Сама же Земля превратилась в цветущий сад. Только один крупный город остался на ее поверхности, сонный и тихий, несмотря на свой громкий статус столицы вселенной. Долина, в которой когда-то располагался Питсбург, пышно расцвела, и только богатые молодожены отправлялись сюда повеселиться. Престарелые чиновники иногда возвращались на Землю, чтобы здесь встретить смерть. Больше сюда никого не тянуло.
Акрефф-Моналес. "Млечный Путь.
Пять Культурологических Портретов"
1. УТОПИЯ
Когда Джон Амальфи вышел к узкому выступу с пыльной балюстрадой из старого гранита, его память наткнулась на один из этих коротких заторов вокруг смысла слова, когда-то постоянно раздражавших его, словно мелодия, лившаяся из мелодичного французского горна, вдруг оказалась прервана пузырем воздуха. Подобные моменты замешательства сейчас уже были довольно редки, но тем не менее, все же раздражали.
На этот раз он почувствовал себя неспособным решить, как следует называть то место, куда он сейчас направлялся. Что это – колокольня или мостик?

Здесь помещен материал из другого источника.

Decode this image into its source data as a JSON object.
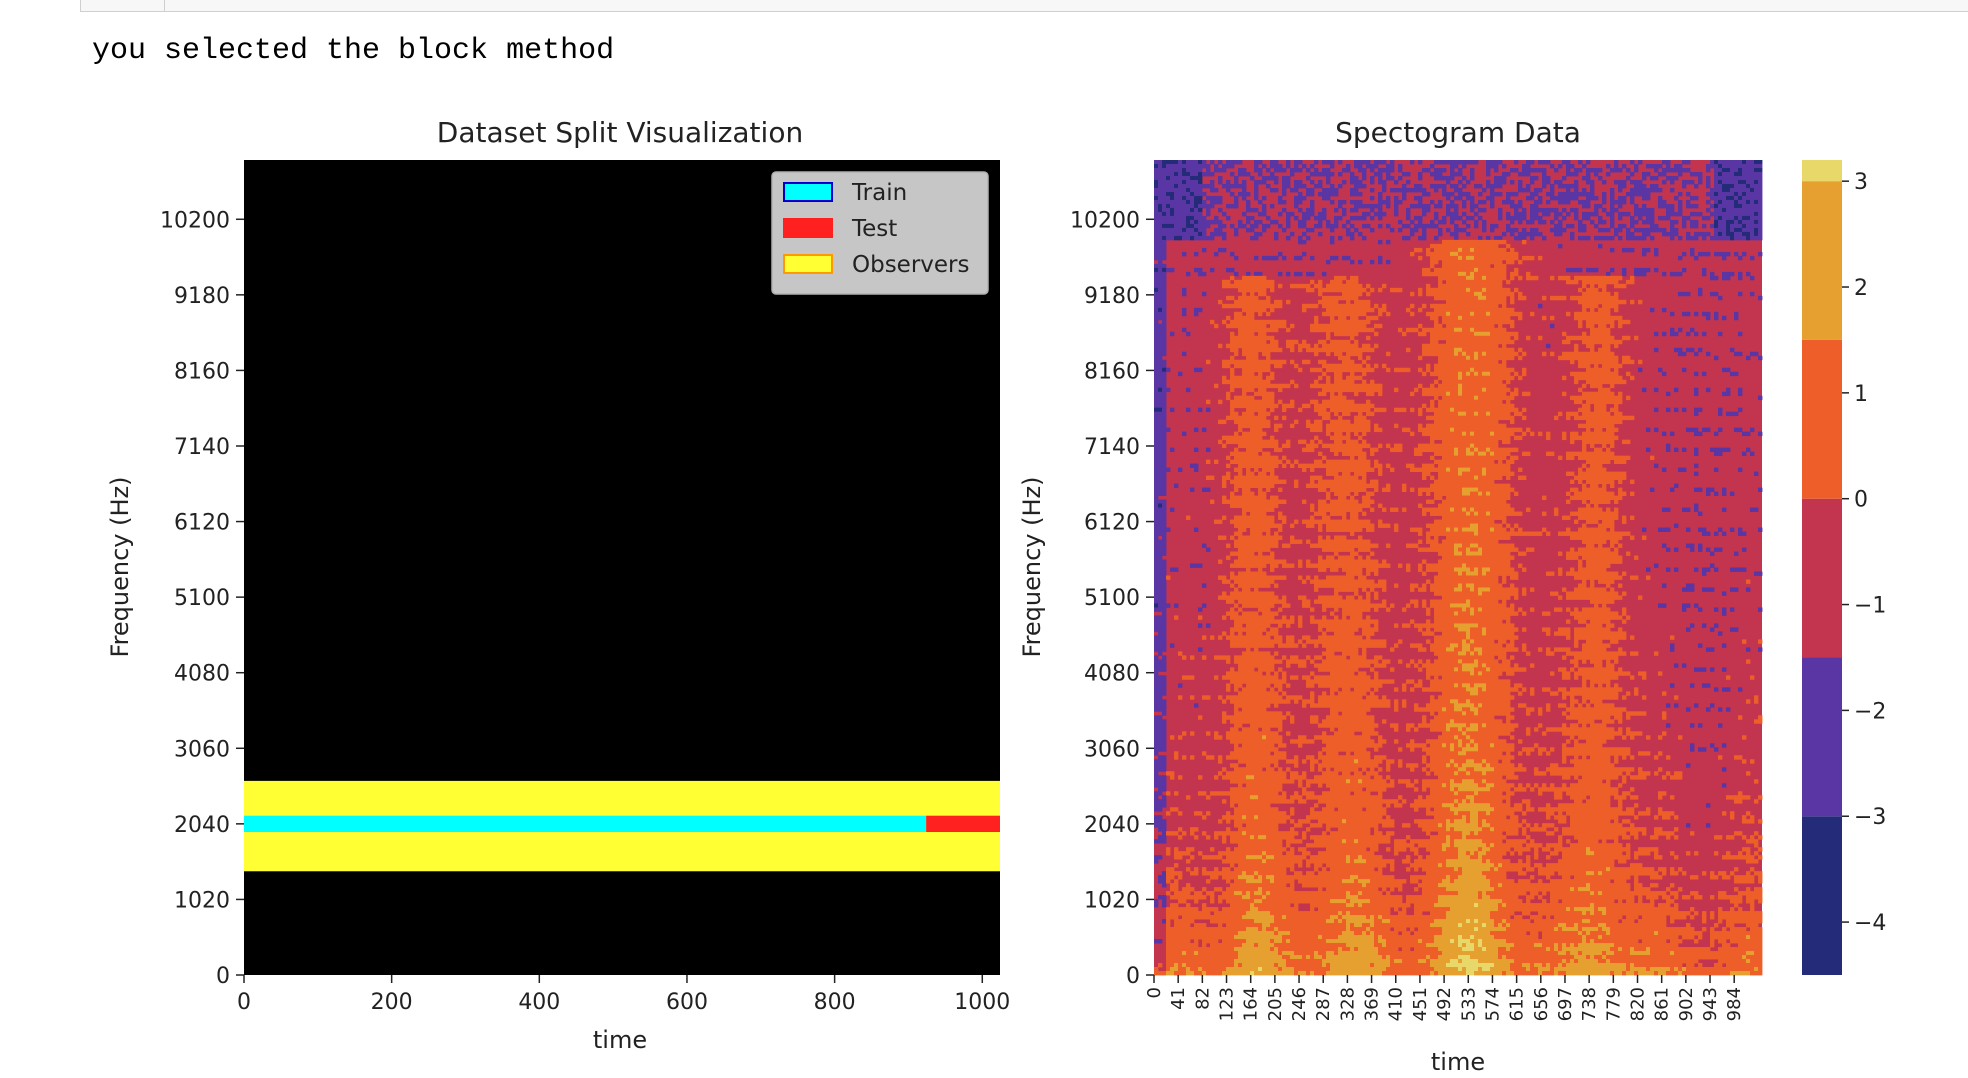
{
  "output": {
    "text": "you selected the block method"
  },
  "chart_data": [
    {
      "type": "heatmap",
      "title": "Dataset Split Visualization",
      "xlabel": "time",
      "ylabel": "Frequency (Hz)",
      "xlim": [
        0,
        1024
      ],
      "ylim": [
        0,
        11000
      ],
      "x_ticks": [
        0,
        200,
        400,
        600,
        800,
        1000
      ],
      "y_ticks": [
        0,
        1020,
        2040,
        3060,
        4080,
        5100,
        6120,
        7140,
        8160,
        9180,
        10200
      ],
      "background_color": "#000000",
      "regions": [
        {
          "name": "Observers",
          "x0": 0,
          "x1": 1024,
          "y0": 1400,
          "y1": 2620,
          "color": "#ffff33"
        },
        {
          "name": "Train",
          "x0": 0,
          "x1": 924,
          "y0": 1930,
          "y1": 2150,
          "color": "#00ffff"
        },
        {
          "name": "Test",
          "x0": 924,
          "x1": 1024,
          "y0": 1930,
          "y1": 2150,
          "color": "#ff2020"
        }
      ],
      "legend": {
        "placement": "upper right",
        "entries": [
          {
            "label": "Train",
            "color": "#00ffff",
            "edge": "#0000cc"
          },
          {
            "label": "Test",
            "color": "#ff2020",
            "edge": "#ff2020"
          },
          {
            "label": "Observers",
            "color": "#ffff33",
            "edge": "#ff9900"
          }
        ]
      }
    },
    {
      "type": "heatmap",
      "title": "Spectogram Data",
      "xlabel": "time",
      "ylabel": "Frequency (Hz)",
      "ylim": [
        0,
        11000
      ],
      "y_ticks": [
        0,
        1020,
        2040,
        3060,
        4080,
        5100,
        6120,
        7140,
        8160,
        9180,
        10200
      ],
      "x_ticks": [
        "0",
        "41",
        "82",
        "123",
        "164",
        "205",
        "246",
        "287",
        "328",
        "369",
        "410",
        "451",
        "492",
        "533",
        "574",
        "615",
        "656",
        "697",
        "738",
        "779",
        "820",
        "861",
        "902",
        "943",
        "984"
      ],
      "colorbar": {
        "range": [
          -4.5,
          3.2
        ],
        "ticks": [
          "3",
          "2",
          "1",
          "0",
          "−1",
          "−2",
          "−3",
          "−4"
        ],
        "bins": [
          {
            "from": -4.5,
            "to": -3.0,
            "color": "#242b78"
          },
          {
            "from": -3.0,
            "to": -1.5,
            "color": "#5a36a4"
          },
          {
            "from": -1.5,
            "to": 0.0,
            "color": "#c3344f"
          },
          {
            "from": 0.0,
            "to": 1.5,
            "color": "#ee5e29"
          },
          {
            "from": 1.5,
            "to": 3.0,
            "color": "#e6a030"
          },
          {
            "from": 3.0,
            "to": 3.2,
            "color": "#e8d86a"
          }
        ]
      }
    }
  ]
}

Вопрос этот, конечно, относился только к области семантики, и ответ зависел, как говорили в прошлом, от точки зрения. Выступ проходил вокруг всего здания Городского Центра. Сам Город являлся космическим кораблем, большей частью которого можно было управлять из этого Центра. Амальфи уже привык, находясь здесь, изучать звездные моря, мимо которых проплывал корабль. Вот почему это место вполне можно было назвать корабельным мостиком. Но в то же время корабль – это был целый город со всеми его тюрьмами и спортивными площадками, аллеями и снующими в них котами, а на самой колокольне все еще находился один колокол, хотя язык его давно куда-то пропал. Сам Город продолжал носить название Нью-Йорк, но, как показывали древние карты, это не совсем соответствовало действительности: летающий город состоял из одного Манхэттэна – округа Нью-Йорка.
Перешагнув порог, Амальфи ступил на гранитную плиту. Всплывшая в уме дилемма была совсем не новой: подобные мысли часто посещали его за годы, прошедшие после того, как Город поднялся в небо. Назначение многих городских объектов в ходе космического полета совершенно изменилось, и иногда было непросто решить, как правильнее их теперь называть. Трудность состояла в том, что, хотя колокольня Городского Центра выглядела сейчас совсем так же, как в 1850 году, она выполняла теперь функцию командного мостика космического корабля. Амальфи подумал о том, что ни старое, ни новое название не могут точно выразить понятие, соответствующее этому объекту в новых условиях.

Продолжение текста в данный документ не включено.